The good news is that the climate in Hawaii is great all year-round (more on that below), so if school and work schedules don’t limit your choice of dates, then your bank account might. Price-wise, the best time to visit Hawaii is anytime between spring and fall. Prices and crowds rise just before Christmas and stay that way for most of the winter, with many tourists eager to escape the harsh, continental winters.

Which Island(s) To Visit

There are 6 inhabited islands in the Hawaiian chain with unrestricted access, and there is an island for everyone, ranging from the urban amenities of Honolulu and Waikiki Beach to the sleepy resorts on Maui. Here is a quick rundown:

Hawai’i: The Big Island is famous for its black sand beaches and active volcanoes. Despite being the state’s largest landmass, it has a relatively small population. There is a great selection of resorts and plenty of activities.

Maui: The Valley Isle offers some of the state’s nicest beaches, in a scenic but quiet setting, and world-class resorts. Don’t miss the breathtaking Road to Hana highway.

O’ahu: Hosting most of the state’s population and its capital and biggest city in Honolulu, the Gathering Place is the island for all the big city amenities and famous Waikiki Beach. Don’t miss a drive to the North Shore, one of the premier surfing destinations in the world.

Kaua’i: The Garden Isle is quieter and less crowded, but offers some of the most breathtaking views in all of Hawaii on its Na Pali Coast and the Waimea Canyon.

Lanai’i: The Pineapple Isle still retains hints of its pineapple plantation past. Tourism is on the rise, with a handful of resorts now catering to clientele seeking the quiet side of Hawaii, but amenities are sparse.

Moloka’i: The Friendly Isle is where travelers go for an off the grid experience. This is the least populated of the 6 islands. What this islands lacks in amenities it makes up for with its seaside cliffs and the state’s longest reef.


The climate in Hawaii is great throughout the year. Even in the rainier months of winter, the sunshine never stays hidden for long. The temperature is a moderate 70-80 degrees in the winter, rising into the mid-80’s for summer. That is as varied as things get.


Hawaiian cuisine consists of the islands’ famous BBQ, fresh seafood, pineapple, sushi and poke, and even spam. The 3 more populated islands also offer a diverse range of international dining options.


Visitors to Hawaii are never lacking for something to do. Tourists can snorkel above exotic reefs, hike up dormant volcanoes, search for jungle waterfalls, surf along the beautiful beaches, or dance and dine the night away at a luau. If history is your thing, Hawaii has that too; from the only inhabited royal palace in the U.S. to the awe-inspiring relics of the tragic attack on Pearl Harbor.


There are a number of local airlines and boating companies to ferry tourists between the islands.
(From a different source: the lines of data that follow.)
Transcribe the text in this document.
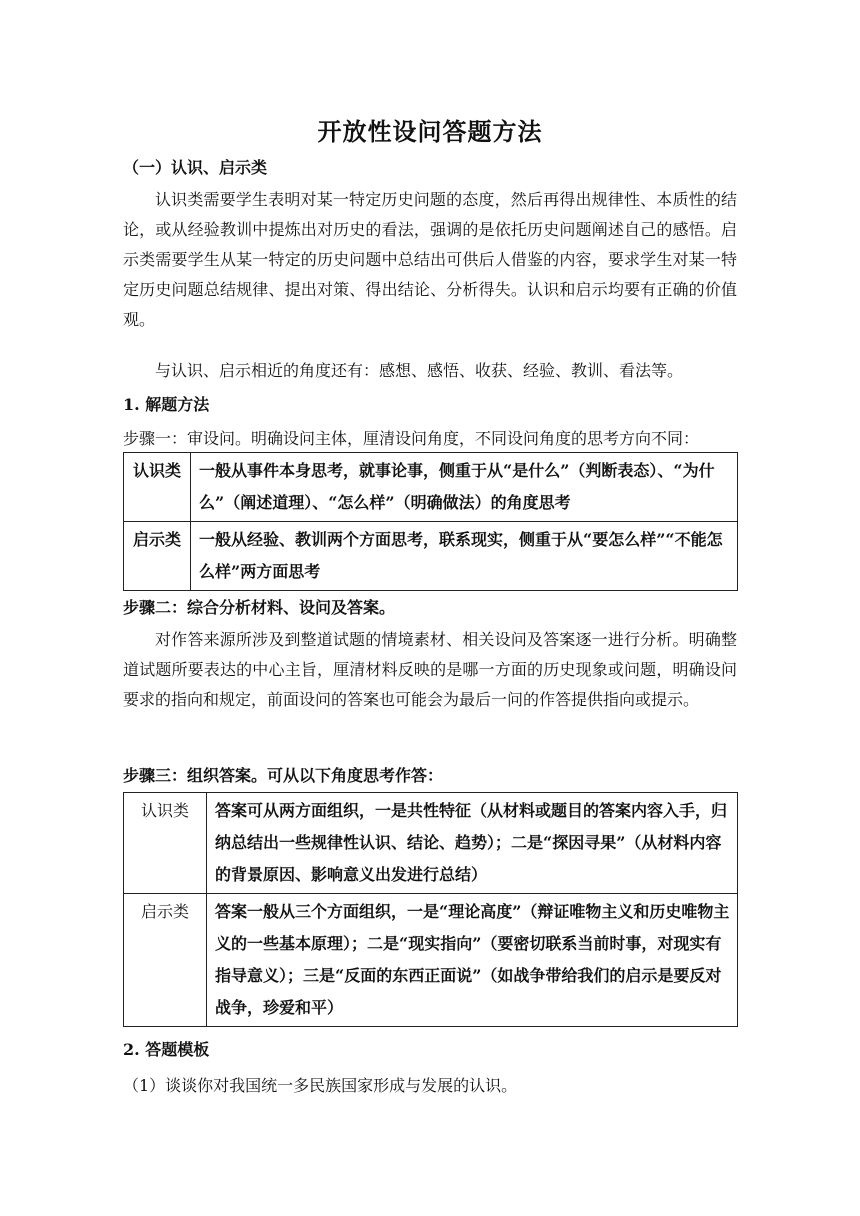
开放性设问答题方法
（一）认识、启示类
认识类需要学生表明对某一特定历史问题的态度，然后再得出规律性、本质性的结论，或从经验教训中提炼出对历史的看法，强调的是依托历史问题阐述自己的感悟。启示类需要学生从某一特定的历史问题中总结出可供后人借鉴的内容，要求学生对某一特定历史问题总结规律、提出对策、得出结论、分析得失。认识和启示均要有正确的价值观。
与认识、启示相近的角度还有：感想、感悟、收获、经验、教训、看法等。
1. 解题方法
步骤一：审设问。明确设问主体，厘清设问角度，不同设问角度的思考方向不同：
认识类	一般从事件本身思考，就事论事，侧重于从“是什么”（判断表态）、“为什么”（阐述道理）、“怎么样”（明确做法）的角度思考

启示类	一般从经验、教训两个方面思考，联系现实，侧重于从“要怎么样”“不能怎么样”两方面思考
步骤二：综合分析材料、设问及答案。
对作答来源所涉及到整道试题的情境素材、相关设问及答案逐一进行分析。明确整道试题所要表达的中心主旨，厘清材料反映的是哪一方面的历史现象或问题，明确设问要求的指向和规定，前面设问的答案也可能会为最后一问的作答提供指向或提示。
步骤三：组织答案。可从以下角度思考作答：
认识类	答案可从两方面组织，一是共性特征（从材料或题目的答案内容入手，归纳总结出一些规律性认识、结论、趋势）；二是“探因寻果”（从材料内容的背景原因、影响意义出发进行总结）

启示类	答案一般从三个方面组织，一是“理论高度”（辩证唯物主义和历史唯物主义的一些基本原理）；二是“现实指向”（要密切联系当前时事，对现实有指导意义）；三是“反面的东西正面说”（如战争带给我们的启示是要反对战争，珍爱和平）
2. 答题模板
（1）谈谈你对我国统一多民族国家形成与发展的认识。
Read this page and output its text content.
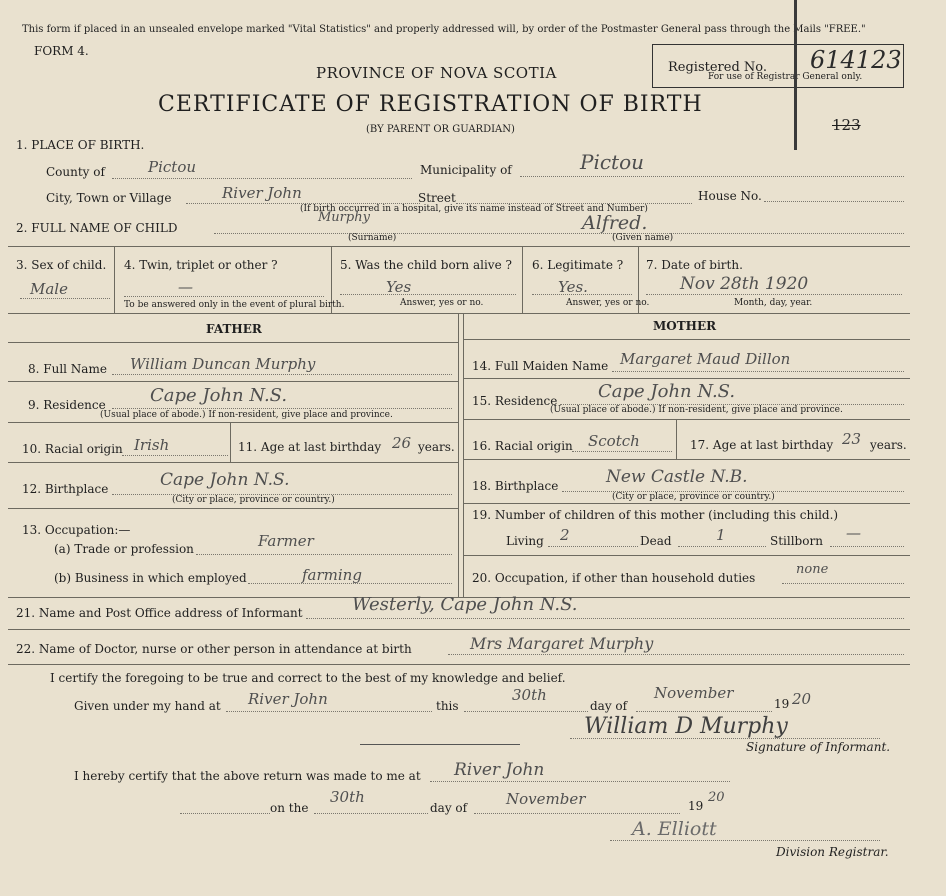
This form if placed in an unsealed envelope marked "Vital Statistics" and properly addressed will, by order of the Postmaster General pass through the Mails "FREE."
FORM 4.
PROVINCE OF NOVA SCOTIA
CERTIFICATE OF REGISTRATION OF BIRTH
(BY PARENT OR GUARDIAN)
Registered No. 614123
For use of Registrar General only.
123
1. PLACE OF BIRTH.
County of	Pictou	Municipality of	Pictou
City, Town or Village	River John	Street	House No.
(If birth occurred in a hospital, give its name instead of Street and Number)
2. FULL NAME OF CHILD
Murphy
(Surname)
Alfred.
(Given name)
3. Sex of child.
Male
4. Twin, triplet or other ?
—
To be answered only in the event of plural birth.
5. Was the child born alive ?
Yes
Answer, yes or no.
6. Legitimate ?
Yes.
Answer, yes or no.
7. Date of birth.
Nov 28th 1920
Month, day, year.
FATHER	MOTHER
8. Full Name William Duncan Murphy
9. Residence Cape John N.S.
(Usual place of abode.) If non-resident, give place and province.
10. Racial origin Irish	11. Age at last birthday 26 years.
12. Birthplace	Cape John N.S.
(City or place, province or country.)
13. Occupation:—
(a) Trade or profession	Farmer
(b) Business in which employed	farming
14. Full Maiden Name Margaret Maud Dillon
15. Residence Cape John N.S.
(Usual place of abode.) If non-resident, give place and province.
16. Racial origin Scotch	17. Age at last birthday 23 years.
18. Birthplace	New Castle N.B.
(City or place, province or country.)
19. Number of children of this mother (including this child.)
Living 2	Dead	1	Stillborn —
20. Occupation, if other than household duties
none
21. Name and Post Office address of Informant	Westerly, Cape John N.S.
22. Name of Doctor, nurse or other person in attendance at birth	Mrs Margaret Murphy
I certify the foregoing to be true and correct to the best of my knowledge and belief.
Given under my hand at River John	this
30th
day of
November
19 20
William D Murphy
Signature of Informant.
I hereby certify that the above return was made to me at River John
on the
30th
day of	November	19
20
A. Elliott
Division Registrar.
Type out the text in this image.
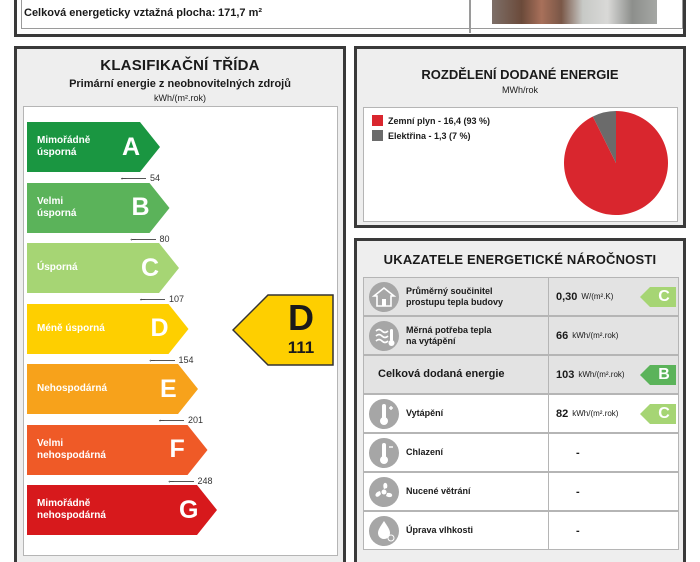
Celková energeticky vztažná plocha: 171,7 m²
KLASIFIKAČNÍ TŘÍDA
Primární energie z neobnovitelných zdrojů
kWh/(m².rok)
Mimořádně
úsporná	A
← 54
Velmi
úsporná B
← 80
Úsporná	C
← 107
Méně úsporná D
← 154
Nehospodárná E
← 201
Velmi
nehospodárná	F
← 248
Mimořádně
nehospodárná	G
D
111
ROZDĚLENÍ DODANÉ ENERGIE
MWh/rok
Zemní plyn - 16,4 (93 %)
Elektřina - 1,3 (7 %)
UKAZATELE ENERGETICKÉ NÁROČNOSTI
Průměrný součinitel
prostupu tepla budovy	0,30 W/(m².K)	C
Měrná potřeba tepla
na vytápění	66 kWh/(m².rok)
Celková dodaná energie	103 kWh/(m².rok)	B
Vytápění	82 kWh/(m².rok)	C
Chlazení	-
Nucené větrání	-
Úprava vlhkosti	-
For travelers who are staying put, it’s fun and very affordable to rent a jeep or a convertible and explore the islands by car.


The choices for accommodation are endless. From the bustling resorts on Waikiki Beach, to private home rentals on one of the quieter islands, or a 5-star resort on Maui, there are options for any budget and any traveler. So, start researching and plan the trip. The flowers are always blooming and the sun never disappears for long.